Sementara akses keluar masuk ditutup dari Batam maupun Singapura. Jadi wisatawan tak ada yang masuk, otomatis tak ada yang kesentuh," ujar Zudha Sulviyana kepada TRIBUNBATAM.id sembari menampilkan beberapa hasil karyanya, Sabtu (27/2/2021).
Pantauan Tribun, berbagai jenis produk yang telah dibuat oleh Zudha Sulviyana seperti gantungan kunci Cik Puan, bros rajutan, dan masih banyak lagi barang-barang lainnya.
Berbagai penghargaan dari pemerintah sudah diterimanya dari hasil kerajinan tangannya itu.
Bahkan produk-produk buatannya juga sering dipakai oleh Pemerintah Provinsi Kepri ataupun instansi lainnya.
Ironisnya, usaha oleh-oleh yang dikembangkannya di Bandara Hang Nadim Batam dan Pelabuhan Sekupang telah ditutup semuanya.
Beberapa karyawannya juga terpaksa diberhentikan, lantaran tak bisa membayar gajinya, dan akhirnya ia beralih ke platform online.
Wanita kelahiran Purworejo, 27 September 1970 ini terpaksa banting setir jadi pembuat masker kain beserta aksesorisnya. Seperti strap masker dan konektor masker dengan berbagai jenis model pilihan.
"Sejak ada bantuan pemerintah, saya alihkan dananya mengikuti kondisinya sekarang.
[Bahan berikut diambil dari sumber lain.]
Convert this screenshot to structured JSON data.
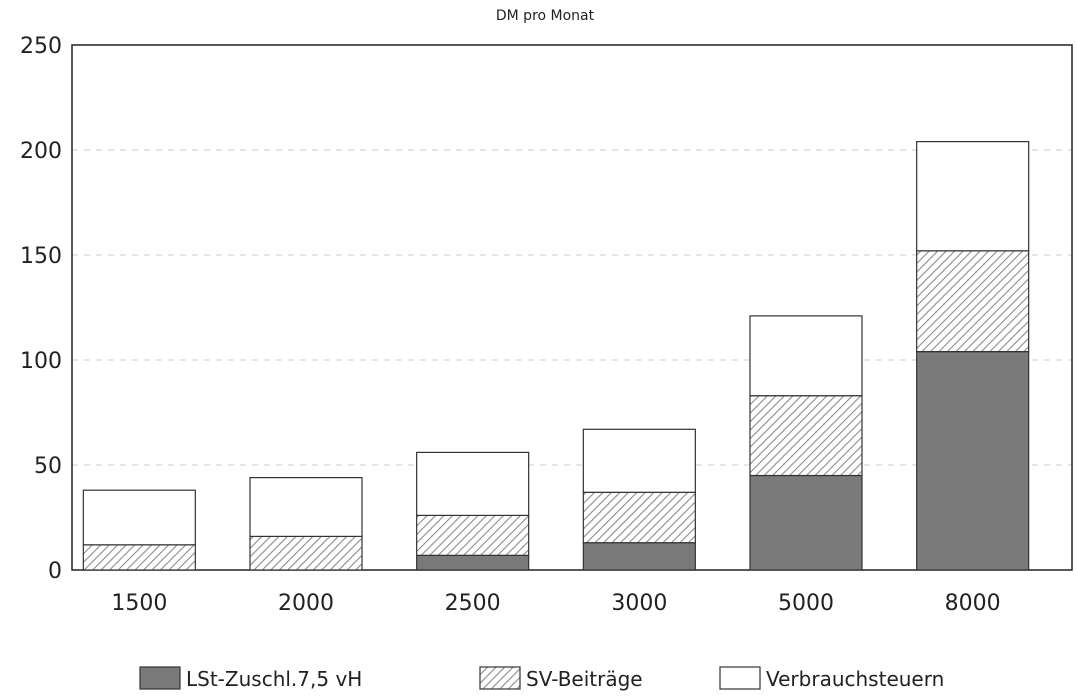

Sekarang kita harus fleksibel saja. Sekarang zamannya harus pakai masker, kenapa saya tak membantu pemerintah buat masker," ujarnya sembari menunjukkan beberapa masker yang sudah selesai di-packing.
Ada masker untuk orang dewasa, anak-anak, organisasi dan instansi. Bahkan menariknya lagi desain masker bisa dibuat sesuai desain pelanggan. Misalnya masker couple ibu dan anak ataupun couple sekeluarga.
Walaupun masker yang dibuat adalah masker non medis, wanita yang doyan menulis ini berusaha membuat masker sedemikian rupa agar tetap bisa menekan angka penyebaran covid-19 di Batam.
Dijual dengan harga yang murah walaupun maskernya bersifat kekinian.
"Alhamdulilah bisa berputar (modalnya)," ujarnya.
Untuk masker anak-anak dijual dari harga Rp 13 ribu hingga Rp 15 ribu. Sementara masker dewasa dijual dengan harga Rp 15 ribu.
Penunjang masker, strap masker dijual dengan harga Rp 15 ribu dan conector masker dijual dengan harga Rp 8 ribuan.
"Bahan masker anak-anak saya buat dari kain katun Jepang. Kain katun Jepang itu kan mahal. Connector masker dari rajutan," katanya.
Beralih membuat masker sejak November 2020 lalu. Ia menyebut, omzet yang sudah terkumpul dari saat itu hingga saat ini sebanyak Rp 8 jutaan.
"Sebelumnya saya pernah batik, tapi lihat keinginan pasarlah," katanya.
Wanita satu anak ini mengaku tak repot menjalani usaha ini. Sembari menjalani profesinya sebagai ibu dan seorang istri, tangan kreatifnya menyempatkan berkreasi.
"Saya mengerjakan masker dan aksesorisnya ini, biasa kerjaan rumah sudah selesai rumah. Sembari anak belajar daring. Kita pakai waktu luang," katanya.
Zudha mengaku tak mahir menjahit. Namun karena kepepet situasi maka ia belajar menjahit, kebetulan di rumahnya ada 1 unit mesin jahit.
Mantan Engineering PT Epson Batam ini berpesan kepada semua UMKM di Batam untuk tidak menyerah, walaupun usaha diterpa pandemi Covid-19.
Ia berharap UMKM mengikuti tren pasar saat ini.
"Kalau kita merenungi terus dan mati gaya, kita harus jeli apa yang dibutuhkan orang sekitar kita. Itu saja yang dikejar," ujar Zudha.